This plea comes as more photos emerge of visitors feeding, crowding, and petting wild deer pumped full of testosterone.
The rutting season (breeding season) is underway, in which male deer compete for breeding rights from now until November. Red stags and fallow bucks, flooded with testosterone and adrenaline, roar and clash antlers in a bid to fight off rivals and attract as many hinds (female deer) as possible.
“Stags can have harems of up to 40 hinds, and they spend most of their day and night chasing challengers away and preventing hinds from straying, leaving little time for sleeping or eating,” explains Simon Richards, Park Manager.

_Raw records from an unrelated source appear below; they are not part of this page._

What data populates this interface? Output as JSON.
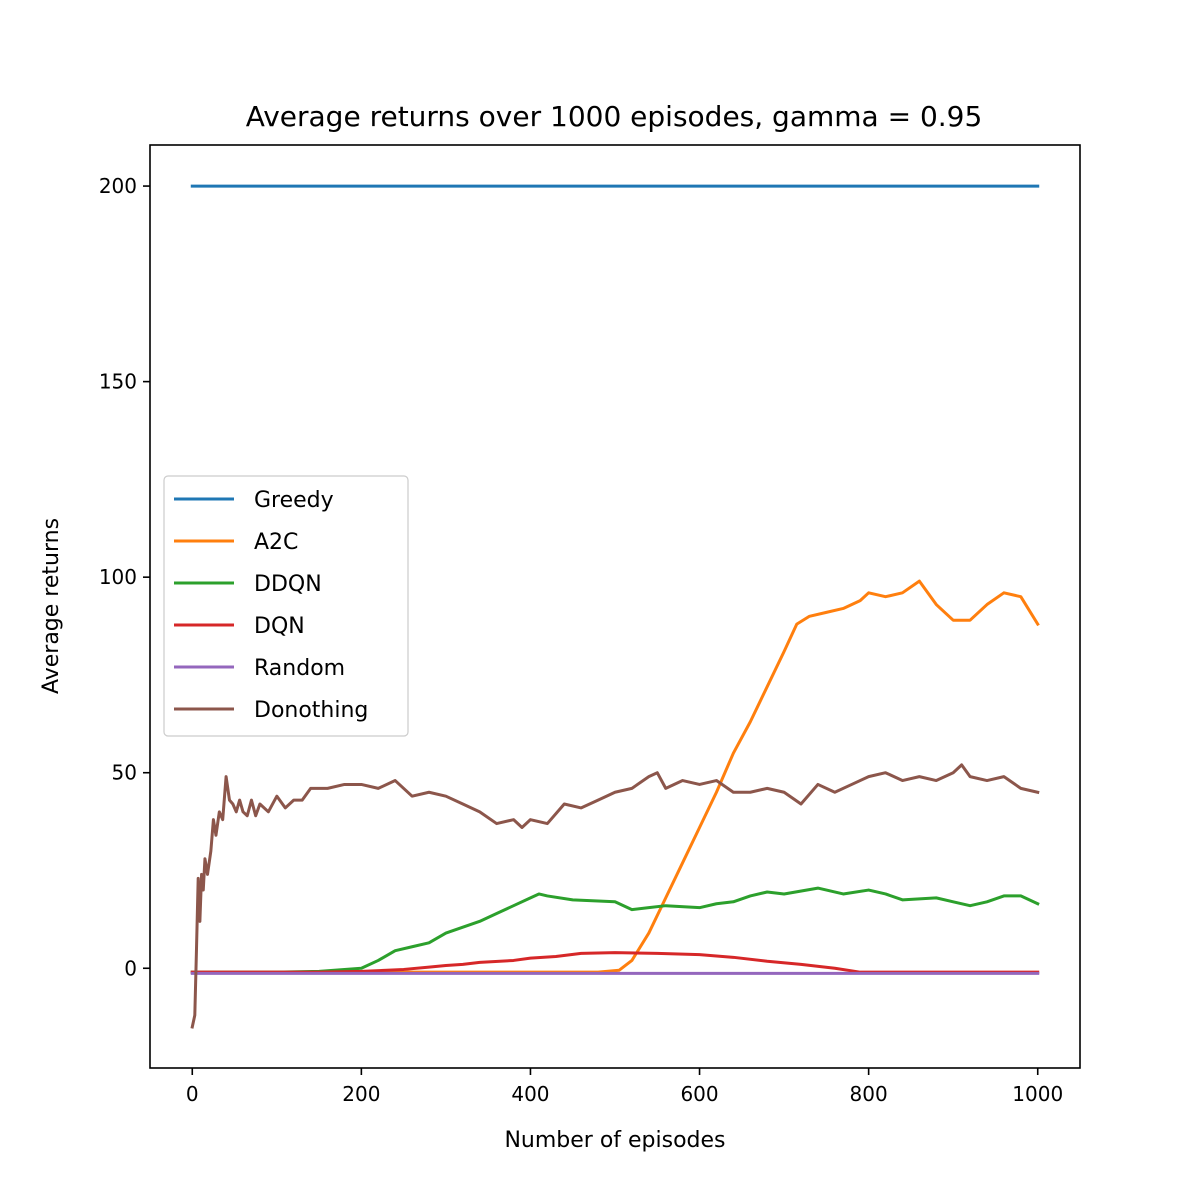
{
  "chart_data": {
    "type": "line",
    "title": "Average returns over 1000 episodes, gamma = 0.95",
    "xlabel": "Number of episodes",
    "ylabel": "Average returns",
    "xlim": [
      -50,
      1050
    ],
    "ylim": [
      -25.5,
      210.5
    ],
    "xticks": [
      0,
      200,
      400,
      600,
      800,
      1000
    ],
    "yticks": [
      0,
      50,
      100,
      150,
      200
    ],
    "xtick_labels": [
      "0",
      "200",
      "400",
      "600",
      "800",
      "1000"
    ],
    "ytick_labels": [
      "0",
      "50",
      "100",
      "150",
      "200"
    ],
    "grid": false,
    "legend_position": "center-left",
    "series": [
      {
        "name": "Greedy",
        "color": "#1f77b4",
        "points": [
          [
            0,
            200
          ],
          [
            1000,
            200
          ]
        ]
      },
      {
        "name": "A2C",
        "color": "#ff7f0e",
        "points": [
          [
            0,
            -1
          ],
          [
            100,
            -1
          ],
          [
            200,
            -1
          ],
          [
            300,
            -1
          ],
          [
            400,
            -1
          ],
          [
            480,
            -1
          ],
          [
            505,
            -0.5
          ],
          [
            520,
            2
          ],
          [
            540,
            9
          ],
          [
            560,
            18
          ],
          [
            580,
            27
          ],
          [
            600,
            36
          ],
          [
            620,
            45
          ],
          [
            640,
            55
          ],
          [
            660,
            63
          ],
          [
            680,
            72
          ],
          [
            700,
            81
          ],
          [
            715,
            88
          ],
          [
            730,
            90
          ],
          [
            750,
            91
          ],
          [
            770,
            92
          ],
          [
            790,
            94
          ],
          [
            800,
            96
          ],
          [
            820,
            95
          ],
          [
            840,
            96
          ],
          [
            860,
            99
          ],
          [
            880,
            93
          ],
          [
            900,
            89
          ],
          [
            920,
            89
          ],
          [
            940,
            93
          ],
          [
            960,
            96
          ],
          [
            980,
            95
          ],
          [
            1000,
            88
          ]
        ]
      },
      {
        "name": "DDQN",
        "color": "#2ca02c",
        "points": [
          [
            0,
            -1
          ],
          [
            100,
            -1
          ],
          [
            150,
            -0.8
          ],
          [
            200,
            0
          ],
          [
            220,
            2
          ],
          [
            240,
            4.5
          ],
          [
            260,
            5.5
          ],
          [
            280,
            6.5
          ],
          [
            300,
            9
          ],
          [
            320,
            10.5
          ],
          [
            340,
            12
          ],
          [
            360,
            14
          ],
          [
            380,
            16
          ],
          [
            400,
            18
          ],
          [
            410,
            19
          ],
          [
            420,
            18.5
          ],
          [
            450,
            17.5
          ],
          [
            500,
            17
          ],
          [
            520,
            15
          ],
          [
            540,
            15.5
          ],
          [
            560,
            16
          ],
          [
            600,
            15.5
          ],
          [
            620,
            16.5
          ],
          [
            640,
            17
          ],
          [
            660,
            18.5
          ],
          [
            680,
            19.5
          ],
          [
            700,
            19
          ],
          [
            740,
            20.5
          ],
          [
            770,
            19
          ],
          [
            800,
            20
          ],
          [
            820,
            19
          ],
          [
            840,
            17.5
          ],
          [
            880,
            18
          ],
          [
            900,
            17
          ],
          [
            920,
            16
          ],
          [
            940,
            17
          ],
          [
            960,
            18.5
          ],
          [
            980,
            18.5
          ],
          [
            1000,
            16.5
          ]
        ]
      },
      {
        "name": "DQN",
        "color": "#d62728",
        "points": [
          [
            0,
            -1
          ],
          [
            150,
            -1
          ],
          [
            200,
            -0.8
          ],
          [
            250,
            -0.3
          ],
          [
            280,
            0.3
          ],
          [
            300,
            0.7
          ],
          [
            320,
            1
          ],
          [
            340,
            1.5
          ],
          [
            380,
            2
          ],
          [
            400,
            2.6
          ],
          [
            430,
            3
          ],
          [
            460,
            3.8
          ],
          [
            500,
            4
          ],
          [
            550,
            3.8
          ],
          [
            600,
            3.5
          ],
          [
            640,
            2.8
          ],
          [
            680,
            1.8
          ],
          [
            720,
            1
          ],
          [
            760,
            0
          ],
          [
            790,
            -1
          ],
          [
            1000,
            -1
          ]
        ]
      },
      {
        "name": "Random",
        "color": "#9467bd",
        "points": [
          [
            0,
            -1.3
          ],
          [
            1000,
            -1.3
          ]
        ]
      },
      {
        "name": "Donothing",
        "color": "#8c564b",
        "points": [
          [
            0,
            -15
          ],
          [
            3,
            -12
          ],
          [
            5,
            5
          ],
          [
            7,
            23
          ],
          [
            9,
            12
          ],
          [
            11,
            24
          ],
          [
            13,
            20
          ],
          [
            15,
            28
          ],
          [
            18,
            24
          ],
          [
            22,
            30
          ],
          [
            25,
            38
          ],
          [
            28,
            34
          ],
          [
            32,
            40
          ],
          [
            36,
            38
          ],
          [
            40,
            49
          ],
          [
            44,
            43
          ],
          [
            48,
            42
          ],
          [
            52,
            40
          ],
          [
            56,
            43
          ],
          [
            60,
            40
          ],
          [
            65,
            39
          ],
          [
            70,
            43
          ],
          [
            75,
            39
          ],
          [
            80,
            42
          ],
          [
            90,
            40
          ],
          [
            100,
            44
          ],
          [
            110,
            41
          ],
          [
            120,
            43
          ],
          [
            130,
            43
          ],
          [
            140,
            46
          ],
          [
            160,
            46
          ],
          [
            180,
            47
          ],
          [
            200,
            47
          ],
          [
            220,
            46
          ],
          [
            240,
            48
          ],
          [
            260,
            44
          ],
          [
            280,
            45
          ],
          [
            300,
            44
          ],
          [
            320,
            42
          ],
          [
            340,
            40
          ],
          [
            360,
            37
          ],
          [
            380,
            38
          ],
          [
            390,
            36
          ],
          [
            400,
            38
          ],
          [
            420,
            37
          ],
          [
            440,
            42
          ],
          [
            460,
            41
          ],
          [
            480,
            43
          ],
          [
            500,
            45
          ],
          [
            520,
            46
          ],
          [
            540,
            49
          ],
          [
            550,
            50
          ],
          [
            560,
            46
          ],
          [
            580,
            48
          ],
          [
            600,
            47
          ],
          [
            620,
            48
          ],
          [
            640,
            45
          ],
          [
            660,
            45
          ],
          [
            680,
            46
          ],
          [
            700,
            45
          ],
          [
            720,
            42
          ],
          [
            740,
            47
          ],
          [
            760,
            45
          ],
          [
            780,
            47
          ],
          [
            800,
            49
          ],
          [
            820,
            50
          ],
          [
            840,
            48
          ],
          [
            860,
            49
          ],
          [
            880,
            48
          ],
          [
            900,
            50
          ],
          [
            910,
            52
          ],
          [
            920,
            49
          ],
          [
            940,
            48
          ],
          [
            960,
            49
          ],
          [
            980,
            46
          ],
          [
            1000,
            45
          ]
        ]
      }
    ]
  }
}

He adds: “This exhaustion and hunger, coupled with testosterone surging through their bodies, means they are in no mood for dogs spooking their hinds or humans getting in their face for a selfie.”
During the rut, The Royal Parks is urging people to take responsibility for their own safety by:
- Keeping a minimum distance of 50 metres away. The more space the better. If visitors want a better view, they should bring binoculars
- Keeping dogs on leads or walking them elsewhere
- Not feeding or touching deer
- Not taking photos of deer at close range
- Never getting in between two rutting male deer
Over the years, there have been incidents where visitors have suffered injuries from rutting deer that could have been avoided. In 2018, a young girl who was being photographed next to a rutting stag was injured in Bushy Park, and the previous year a visitor was hospitalised after suffering injuries from a male deer in Richmond Park. All incidents almost exclusively happen when people get closer than the recommended 50 metres.
Richards concludes: “Deer rutting is one of the greatest wildlife spectacles in the UK. If people say they love nature, then they must leave wild animals alone. By getting too close, and invading their space, visitors are not only risking serious injury, they are also disrupting the natural behaviour of the rut.”